L’arrivo al potere dei nazisti in Germania e la grande depressione degli anni trenta, accelerano la revisione strategica e ideologica del movimento operaio. Il partito socialista stralcia dai programmi la “dittatura del proletariato” e accetta la difesa nazionale armata.

L’impegno a risolvere pacificamente i conflitti di lavoro, avrebbe dovuto avere come contropartita un piano di rilancio economico (basato in buona parte sulla produzione di materiale bellico), la creazione di posti di lavoro e la generalizzazione dei contratti collettivi di portata generale.

Per il padronato, in parte restio verso i contratti collettivi che limitano l’autonomia aziendale, rafforzano la burocrazia sindacale e favorirebbero la “pigrizia” dei lavoratori, la conciliazione volontaria con i sindacati serve soprattutto a prevenire l’ingerenza statale in materia di politica del lavoro (orari, salari, ferie, ecc.).

Lo Stato concentrerà, infatti, i suoi sforzi sulla previdenza sociale, con l’introduzione dell’AVS nel 1948 e la previdenza professionale obbligatoria (casse pensioni) nel 1978. La Confederazione avrà però un ruolo decisivo, dapprima con un decreto urgente del 1941, poi con una legge del 1956, nel dichiarare l’obbligatorietà generale dei contratti collettivi di lavoro, ossia la possibilità di estenderne il campo d’applicazione all’insieme di un ramo d’attività.

Boom economico e wellfare state

In Svizzera, il ricorso allo sciopero diminuisce fortemente soltanto dagli anni cinquanta, con la lunga fase di crescita economica e il moltiplicarsi delle convenzioni collettive, che nel 1951 concernono già più di 750 000 salariati.

Il benessere e la coesione sociale raggiunti in Svizzera, sono frutto della situazione congiunturale del dopoguerra o merito degli accordi di pace del lavoro? Mancano i riscontri empirici che permettano di pronunciarsi in merito. Fatto sta, che, da oltre mezzo secolo, la pace del lavoro ha avuto nel nostro paese una funzione più ideologica che sociale.

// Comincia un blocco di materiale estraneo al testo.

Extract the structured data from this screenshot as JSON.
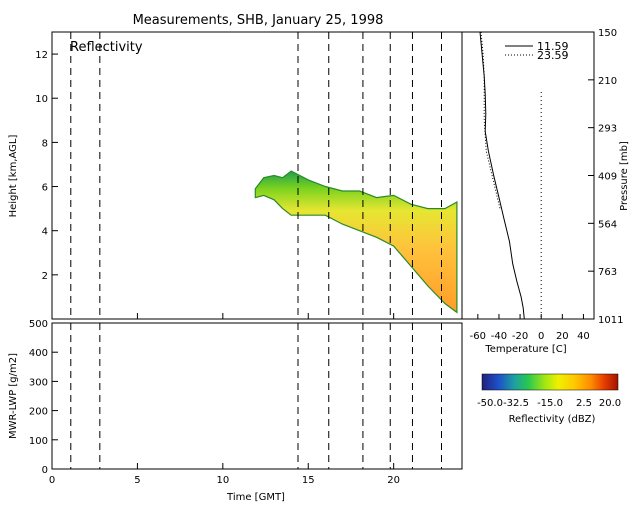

In particolare, ha generato una coppia di miti storici antitetici. Per gli uni, quello del welfare State ottenuto grazie al partenariato sociale e come correlato, il carattere “antinazionale” dello sciopero, estraneo ai costumi elvetici.

Per gli altri, il mito del tradimento e del “disarmo” di classe, avente come corollario l’illusione che l’arma dello sciopero sia in grado di mutare radicalmente le sorti dei salariati.